Internal-visible-to for tests
[assembly: InternalsVisibleTo("MyApp.Tests")]
The attribute extends internal access to the test assembly, admitting tests of internal types.
Source generators
C# 9 introduced source generators — code that runs at compile time and adds source files to the compilation:
[Generator]
public class MyGenerator : ISourceGenerator {
public void Initialize(GeneratorInitializationContext context) { }
public void Execute(GeneratorExecutionContext context) {
var source = "/* generated code */";
context.AddSource("Generated.cs", source);
}
}
The mechanism is the conventional contemporary alternative to runtime reflection in many cases: serialisation, dependency injection, equality, AOT-friendly code paths. Source generators are configured as <Analyzer> in the project file or shipped via NuGet packages.
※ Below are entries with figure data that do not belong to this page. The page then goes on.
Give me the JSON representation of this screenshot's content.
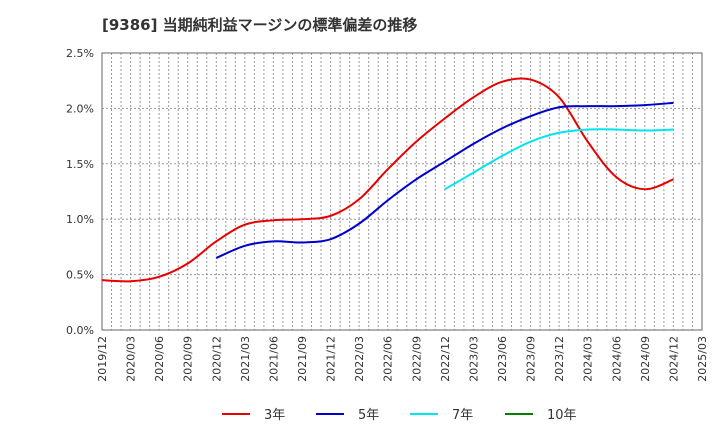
{
  "chart_data": {
    "type": "line",
    "title": "[9386]  当期純利益マージンの標準偏差の推移",
    "xlabel": "",
    "ylabel": "",
    "ylim": [
      0,
      2.5
    ],
    "y_ticks": [
      "0.0%",
      "0.5%",
      "1.0%",
      "1.5%",
      "2.0%",
      "2.5%"
    ],
    "y_tick_values": [
      0,
      0.5,
      1.0,
      1.5,
      2.0,
      2.5
    ],
    "x_ticks": [
      "2019/12",
      "2020/03",
      "2020/06",
      "2020/09",
      "2020/12",
      "2021/03",
      "2021/06",
      "2021/09",
      "2021/12",
      "2022/03",
      "2022/06",
      "2022/09",
      "2022/12",
      "2023/03",
      "2023/06",
      "2023/09",
      "2023/12",
      "2024/03",
      "2024/06",
      "2024/09",
      "2024/12",
      "2025/03"
    ],
    "grid": true,
    "legend_position": "bottom",
    "colors": {
      "3年": "#e60000",
      "5年": "#0000cc",
      "7年": "#00e5ee",
      "10年": "#008000"
    },
    "series": [
      {
        "name": "3年",
        "points": [
          [
            "2019/12",
            0.45
          ],
          [
            "2020/03",
            0.44
          ],
          [
            "2020/06",
            0.48
          ],
          [
            "2020/09",
            0.6
          ],
          [
            "2020/12",
            0.8
          ],
          [
            "2021/03",
            0.95
          ],
          [
            "2021/06",
            0.99
          ],
          [
            "2021/09",
            1.0
          ],
          [
            "2021/12",
            1.03
          ],
          [
            "2022/03",
            1.18
          ],
          [
            "2022/06",
            1.45
          ],
          [
            "2022/09",
            1.7
          ],
          [
            "2022/12",
            1.91
          ],
          [
            "2023/03",
            2.1
          ],
          [
            "2023/06",
            2.24
          ],
          [
            "2023/09",
            2.26
          ],
          [
            "2023/12",
            2.1
          ],
          [
            "2024/03",
            1.7
          ],
          [
            "2024/06",
            1.38
          ],
          [
            "2024/09",
            1.27
          ],
          [
            "2024/12",
            1.36
          ]
        ]
      },
      {
        "name": "5年",
        "points": [
          [
            "2020/12",
            0.65
          ],
          [
            "2021/03",
            0.76
          ],
          [
            "2021/06",
            0.8
          ],
          [
            "2021/09",
            0.79
          ],
          [
            "2021/12",
            0.82
          ],
          [
            "2022/03",
            0.96
          ],
          [
            "2022/06",
            1.17
          ],
          [
            "2022/09",
            1.36
          ],
          [
            "2022/12",
            1.52
          ],
          [
            "2023/03",
            1.68
          ],
          [
            "2023/06",
            1.82
          ],
          [
            "2023/09",
            1.93
          ],
          [
            "2023/12",
            2.01
          ],
          [
            "2024/03",
            2.02
          ],
          [
            "2024/06",
            2.02
          ],
          [
            "2024/09",
            2.03
          ],
          [
            "2024/12",
            2.05
          ]
        ]
      },
      {
        "name": "7年",
        "points": [
          [
            "2022/12",
            1.27
          ],
          [
            "2023/03",
            1.42
          ],
          [
            "2023/06",
            1.57
          ],
          [
            "2023/09",
            1.7
          ],
          [
            "2023/12",
            1.78
          ],
          [
            "2024/03",
            1.81
          ],
          [
            "2024/06",
            1.81
          ],
          [
            "2024/09",
            1.8
          ],
          [
            "2024/12",
            1.81
          ]
        ]
      },
      {
        "name": "10年",
        "points": []
      }
    ]
  }
}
A note on the larger .NET ecosystem
The .NET ecosystem extends well beyond the BCL:
- ASP.NET Core — web frameworks (MVC, Razor Pages, Minimal APIs, Blazor).
- Entity Framework Core — ORM with LINQ-based queries.
- MAUI — cross-platform UI for desktop and mobile.
- WPF, Windows Forms — Windows desktop UI.
- gRPC — high-performance RPC.
- SignalR — real-time messaging.
- xUnit, NUnit, MSTest — testing frameworks.
- Serilog, NLog — logging.
- AutoMapper, Mapster — object mapping.
- Polly — resilience and transient-fault handling.
The conventional advice: start with the SDK-supplied templates (dotnet new); add NuGet packages as needed; use the BCL for fundamentals and the third-party libraries for higher-level concerns.